Make In India

With Make In India Week just a few days away, PepsiCo’s D Shivakumar writes about what it will take to make India the world’s manufacturing capital

2016 is a crucial year for India.

India will be the fastest grow ing GDP amongst the Top 10 economies in the world and will likely be the destination that garners the highest Foreign Direct Investment. India has to add to these two, the ability to create the maximum number of new jobs in the Top 10 economies.

`Make In India’ is possibly the best answer to this challenge of creating 12 million jobs every year in the next decade since amongst all the countries, India is unique. Unique because it is a young, developing, middle income country . Hence India’s route to economic prosperity will be significantly different from the rest of the developing countries.

`Make In India’ is about a vision for a more prosperous India. It has six components to it: 1) Ease of doing business in India 2) Skills and jobs for the youth 3) Make India a manufacturing hub 4) Doing away with archaic laws and regulations 5) Development of smart cities and 6) Disinvestment in public sector enterprises.

I will elaborate on the first three components and I believe the first of the six ­ ease of doing business in India is possibly a low hanging fruit to close. India has already moved from being No 142 on this index to 130 in the last survey and India’s likely destination should be to be near China ­ in the 90 s. This is about policy, consistency of policy, consistency of taxation, cutting red tape to open a business or close a business and constructive labour laws. Chief Minister Chandrababu Naidu set a great example by allowing women to work the night shifts in the Sri City Industrial park where PepsiCo set up a large facility .

Every industry in today’s economy is affected by technology -be it cars, be it two wheelers, be it construction.
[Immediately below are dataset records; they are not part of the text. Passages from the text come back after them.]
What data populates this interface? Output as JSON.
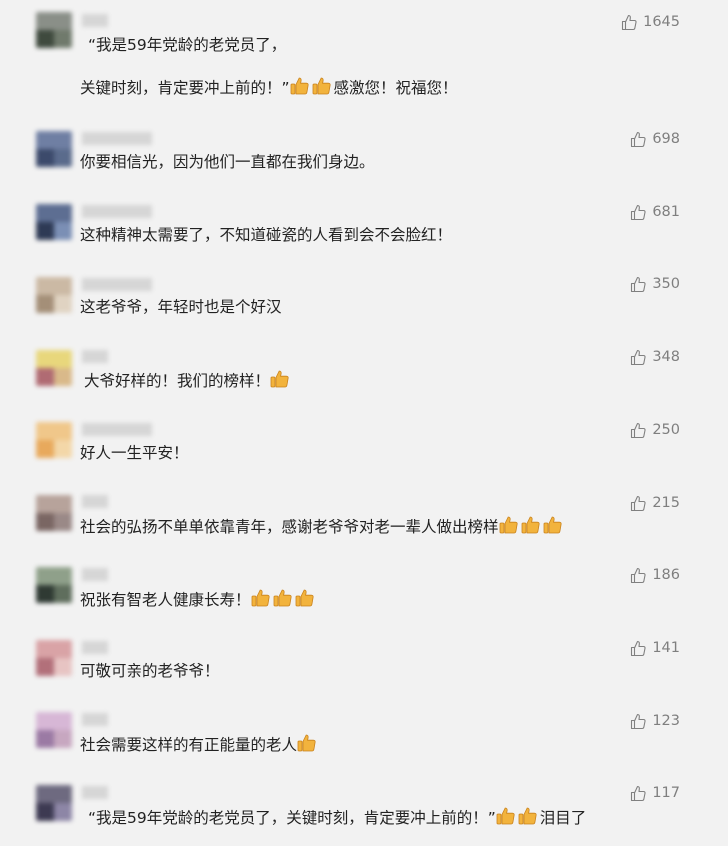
{
  "comments": [
    {
      "likes": "1645",
      "lines": [
        "“我是59年党龄的老党员了，",
        "关键时刻，肯定要冲上前的！”",
        "感激您！祝福您！"
      ],
      "avatar": [
        "#8a8f88",
        "#3f4a3e",
        "#707a6c"
      ]
    },
    {
      "likes": "698",
      "text": "你要相信光，因为他们一直都在我们身边。",
      "avatar": [
        "#6f7fa3",
        "#3c4a6b",
        "#5a6b8c"
      ]
    },
    {
      "likes": "681",
      "text": "这种精神太需要了，不知道碰瓷的人看到会不会脸红！",
      "avatar": [
        "#5d6e92",
        "#2e3a55",
        "#7b8fb5"
      ]
    },
    {
      "likes": "350",
      "text": "这老爷爷，年轻时也是个好汉",
      "avatar": [
        "#cbb9a4",
        "#a48f78",
        "#e0d3c2"
      ]
    },
    {
      "likes": "348",
      "text": "大爷好样的！我们的榜样！",
      "avatar": [
        "#e8d77c",
        "#b06b73",
        "#d9b98a"
      ]
    },
    {
      "likes": "250",
      "text": "好人一生平安！",
      "avatar": [
        "#f0c78a",
        "#e8a95c",
        "#f3d7a8"
      ]
    },
    {
      "likes": "215",
      "text": "社会的弘扬不单单依靠青年，感谢老爷爷对老一辈人做出榜样",
      "avatar": [
        "#b7a39b",
        "#7a6663",
        "#9a8987"
      ]
    },
    {
      "likes": "186",
      "text": "祝张有智老人健康长寿！",
      "avatar": [
        "#8fa08a",
        "#2f3a33",
        "#5f6e5d"
      ]
    },
    {
      "likes": "141",
      "text": "可敬可亲的老爷爷！",
      "avatar": [
        "#d9a3a6",
        "#b2707a",
        "#e7c4c3"
      ]
    },
    {
      "likes": "123",
      "text": "社会需要这样的有正能量的老人",
      "avatar": [
        "#d7b7d6",
        "#9b7aa4",
        "#c7a7c0"
      ]
    },
    {
      "likes": "117",
      "text": "“我是59年党龄的老党员了，关键时刻，肯定要冲上前的！”",
      "suffix": "泪目了",
      "avatar": [
        "#6e6a80",
        "#3d3a52",
        "#8d86a6"
      ]
    }
  ],
  "colors": {
    "background": "#f2f2f2",
    "text": "#222222",
    "likes": "#7f7f7f",
    "emoji": "#f2b33d"
  }
}
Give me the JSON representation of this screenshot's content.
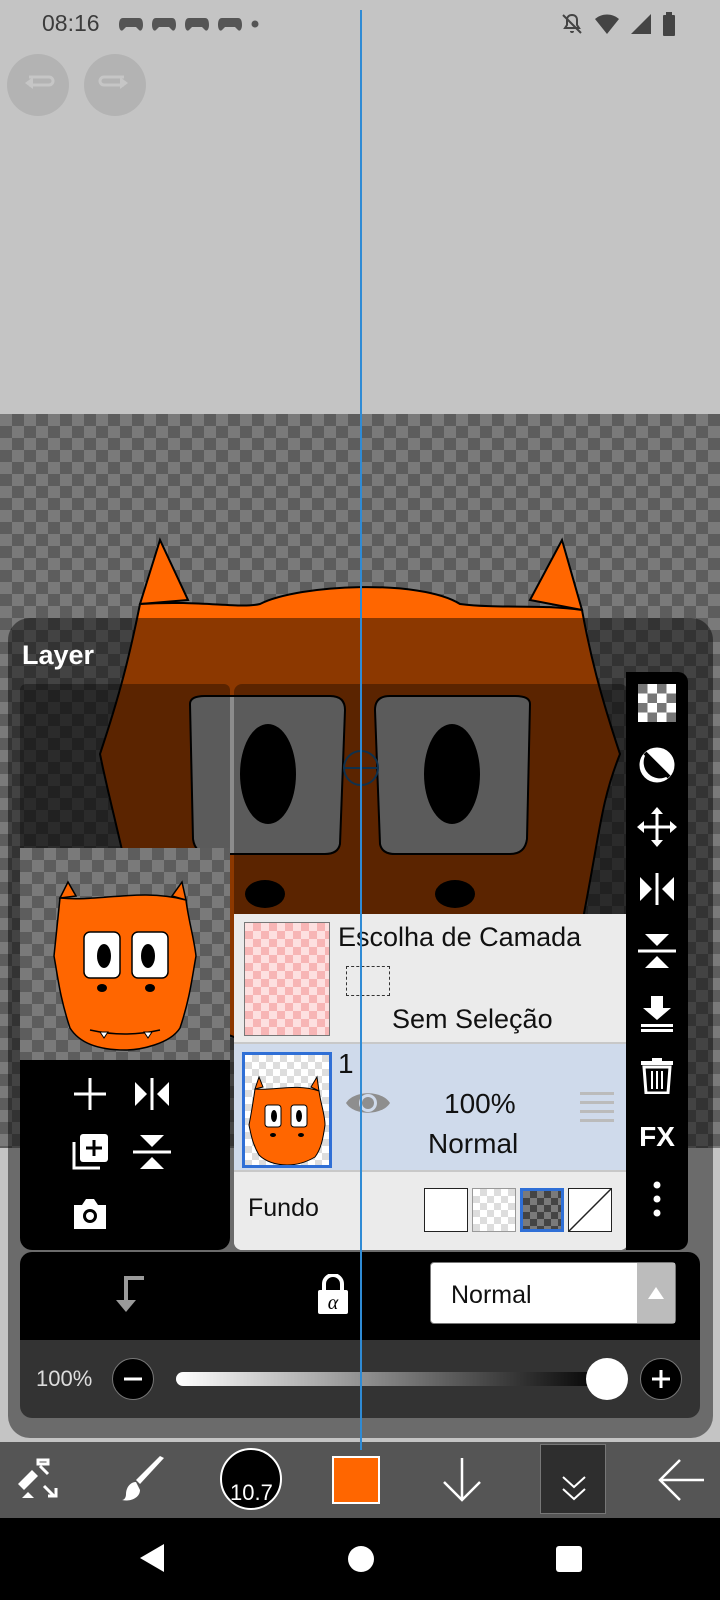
{
  "status_bar": {
    "time": "08:16",
    "left_icons": [
      "gamepad-icon",
      "gamepad-icon",
      "gamepad-icon",
      "gamepad-icon",
      "dot-icon"
    ],
    "right_icons": [
      "bell-off-icon",
      "wifi-icon",
      "signal-icon",
      "battery-icon"
    ]
  },
  "toolbar_top": {
    "undo_icon": "undo-icon",
    "redo_icon": "redo-icon"
  },
  "layer_panel": {
    "title": "Layer",
    "selection_row": {
      "title": "Escolha de Camada",
      "status": "Sem Seleção"
    },
    "layers": [
      {
        "number": "1",
        "opacity": "100%",
        "blend_mode": "Normal",
        "visible": true,
        "selected": true
      }
    ],
    "background_row": {
      "label": "Fundo",
      "options": [
        "white",
        "checker-light",
        "checker-dark",
        "none"
      ],
      "selected_option": "checker-dark"
    },
    "side_tools": [
      "checker-icon",
      "clipping-icon",
      "move-icon",
      "flip-horizontal-icon",
      "flip-vertical-icon",
      "merge-down-icon",
      "trash-icon",
      "fx-icon",
      "more-icon"
    ],
    "fx_label": "FX",
    "blend_select": {
      "value": "Normal"
    },
    "opacity": {
      "label": "100%",
      "value": 1.0
    }
  },
  "bottom_toolbar": {
    "brush_size": "10.7",
    "current_color": "#ff6600"
  },
  "colors": {
    "accent_blue": "#2f8bd5",
    "character_orange": "#ff6600",
    "selected_row": "#cfdaeb"
  }
}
So `Make In India’ must have a strong technology element to it. The electronics hardware business in India is $35 billion, low as a percentage of our GDP. Our electronics manufacturing base needs creation of `chip’ manufacturing in order to be globally competitive. This is needed; else India has only low-wages leverage to be an attractive assembler. That in the long term is not sustainable as these `footloose` industries will move to other developing countries that of fer investment benefits to create electronic hubs.

The need for a successful Make in India will be skilling. The national Skill development council has taken an ambitious target of skilling 500 million people in the next eight years. This requires a shift in our thinking. We have long associated education and a degree with a skill set. We will need to rethink many data points -less than 20 % of our graduating engineers and 21 % of MBAs are industry employable. Germany is the best example for skill development.

We need to prioritise four things on this skill building journey: 1. The 3000 ITIs (Industrial Training Institutes) still teach an analogue syllabus. We need to convert to a digital syllabus. This can be a collaborative effort between the government and leading technology companies.2. We need to hone skills on the basis of learn and practice. Industry must come forward to develop a strong apprentice program to help with actual practice. We must adopt virtual methods. High skill industries like airlines use simulators extensively to train pilots. We have classified our human resources into blue collar workers and white collar workers. But this type of skilling will create a new category of grey collar workers, a group that will apply their thinking to resolve physical and digital challenges of society.3. Create a better employment marketplace for skilled people to find attractive jobs. 4. Skill enhancement should be coupled with entrepreneur development.Industry will not be able to absorb the 500 million skilled people over the next eight years. We have to give these skilled people access to capital and markets.

India can be a manufacturing hub. It has a large domestic market in every industry. Apart from the obvious improvement needed in infrastructure, power availability, etc, we need to create a positive IR environment in manufacturing. The last few years haven’t been good on this front. This IR trust gap is a reason for owners to invest in skilling their people.

We need to rethink our approach to scale. We should build an ecosystem of large and small companies that work together as opposed to working against one another. Large companies can focus on their core strengths and outsource the rest to small companies. This will build an ecosystem with a higher management capability than having a separate, protected small scale sector.

The Indian IT (Information Technology) services sector is a great example of skill building, establishing an efficient industry body in NASSCOM and moving up the value curve into knowledge services. There are simple lessons from this sector for `Make In India’.

PepsiCo is invested in India for the last twenty-six years. Our range of categories is second to HUL. We work with a “Grow in India, Source in India, Invest in India, Innovate in India“ philosophy .We committed a $ 6.5 billion investment for the 2013-2020 period, making it the single largest FMCG investment outside of the share buyback plans. We have more than 60 manufacturing facilities nationally and source significant amounts of potato, sugar, corn, rice, gram, mangoes in India. We also source significant mango quantity from India for export to PepsiCo units globally . We invest in developing farmer capability through technology by upgrading seeds, by leveraging our position to get loans for farmers and innovating with machine equipment manufacturers to develop small harvesting machines for the small farmer. Our potato program has over 24,000 farmers on its rolls. For us, Make In India is not just a philosophy but the way we have been doing business in India.